Typically, staff members or robots roam miles through an Amazon “fulfillment” center once they have been handed an order made by a customer through the website.
Amazon explained: “Because today’s online marketplace offers a wide variety of items to customers including – but not limited to, goods, services, products, media or information – fulfillment centers now include increasingly large and complex facilities with expansive capabilities and high technology accommodations for items and feature storage areas as large as one million square feet or more.”

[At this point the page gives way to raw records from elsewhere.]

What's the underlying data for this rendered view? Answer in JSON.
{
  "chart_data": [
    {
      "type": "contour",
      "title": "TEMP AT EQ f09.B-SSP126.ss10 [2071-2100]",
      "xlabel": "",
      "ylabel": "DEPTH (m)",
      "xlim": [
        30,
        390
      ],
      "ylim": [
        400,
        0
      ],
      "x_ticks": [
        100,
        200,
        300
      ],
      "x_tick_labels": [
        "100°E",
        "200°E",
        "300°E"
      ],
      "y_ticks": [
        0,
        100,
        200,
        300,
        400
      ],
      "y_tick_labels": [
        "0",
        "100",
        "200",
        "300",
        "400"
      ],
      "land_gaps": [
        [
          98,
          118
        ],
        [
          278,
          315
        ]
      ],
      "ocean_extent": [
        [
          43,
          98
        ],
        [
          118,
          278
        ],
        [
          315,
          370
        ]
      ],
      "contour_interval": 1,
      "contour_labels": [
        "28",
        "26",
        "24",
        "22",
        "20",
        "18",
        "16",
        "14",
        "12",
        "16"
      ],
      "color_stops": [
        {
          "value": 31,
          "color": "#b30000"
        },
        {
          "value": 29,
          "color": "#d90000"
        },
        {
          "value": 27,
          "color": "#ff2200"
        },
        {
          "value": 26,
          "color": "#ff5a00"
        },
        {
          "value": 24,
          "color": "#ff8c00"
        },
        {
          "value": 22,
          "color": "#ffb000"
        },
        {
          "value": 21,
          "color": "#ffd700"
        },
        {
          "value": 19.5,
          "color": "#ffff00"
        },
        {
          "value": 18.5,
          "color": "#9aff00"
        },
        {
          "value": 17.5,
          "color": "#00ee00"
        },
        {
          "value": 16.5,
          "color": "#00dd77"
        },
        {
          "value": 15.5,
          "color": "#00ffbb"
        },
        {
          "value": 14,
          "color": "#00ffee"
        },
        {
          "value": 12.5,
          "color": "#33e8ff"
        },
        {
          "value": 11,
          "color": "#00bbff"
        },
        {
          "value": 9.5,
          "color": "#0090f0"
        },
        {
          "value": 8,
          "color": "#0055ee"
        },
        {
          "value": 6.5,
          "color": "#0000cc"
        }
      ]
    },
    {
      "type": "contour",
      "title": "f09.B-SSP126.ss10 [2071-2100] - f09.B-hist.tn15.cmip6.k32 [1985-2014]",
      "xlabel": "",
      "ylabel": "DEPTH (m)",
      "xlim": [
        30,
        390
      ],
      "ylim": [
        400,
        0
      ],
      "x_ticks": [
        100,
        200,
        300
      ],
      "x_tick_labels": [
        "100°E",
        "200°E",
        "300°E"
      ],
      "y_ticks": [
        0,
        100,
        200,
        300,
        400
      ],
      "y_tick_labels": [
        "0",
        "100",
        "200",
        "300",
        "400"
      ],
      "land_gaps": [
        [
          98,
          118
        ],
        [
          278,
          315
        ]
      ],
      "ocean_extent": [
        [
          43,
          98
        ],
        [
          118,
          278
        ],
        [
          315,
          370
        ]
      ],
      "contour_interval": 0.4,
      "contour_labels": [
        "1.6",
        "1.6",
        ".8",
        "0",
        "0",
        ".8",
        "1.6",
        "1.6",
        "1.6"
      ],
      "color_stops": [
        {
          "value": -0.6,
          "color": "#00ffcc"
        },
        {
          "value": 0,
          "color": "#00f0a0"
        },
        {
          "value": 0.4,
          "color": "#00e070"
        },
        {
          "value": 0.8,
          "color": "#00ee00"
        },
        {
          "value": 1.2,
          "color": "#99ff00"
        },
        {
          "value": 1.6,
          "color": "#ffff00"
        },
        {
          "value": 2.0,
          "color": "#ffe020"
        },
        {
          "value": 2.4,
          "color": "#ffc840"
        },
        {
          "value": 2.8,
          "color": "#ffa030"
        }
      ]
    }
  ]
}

“Therefore, in order to prepare and ship an order that includes a large number or different types of items to a customer, a staff member or robot may be required to walk several thousand feet or even miles within a fulfillment center in order to retrieve the items. Where a customer submits multiple orders for items, the arduous task of picking, packaging and shipping ordered items must often be repeated for each and every order.”
With its new Dash buttons – which deliver anything from underpants to PlayDoh to your door when you run out – even more customers are going to be making impulse purchases.
Amazon said that its current warehouses and fulfillment centers – which will be used to sort packages for its drone deliveries – are “plagued by the inefficient use of space” and that using water effectively could allow it to store more items.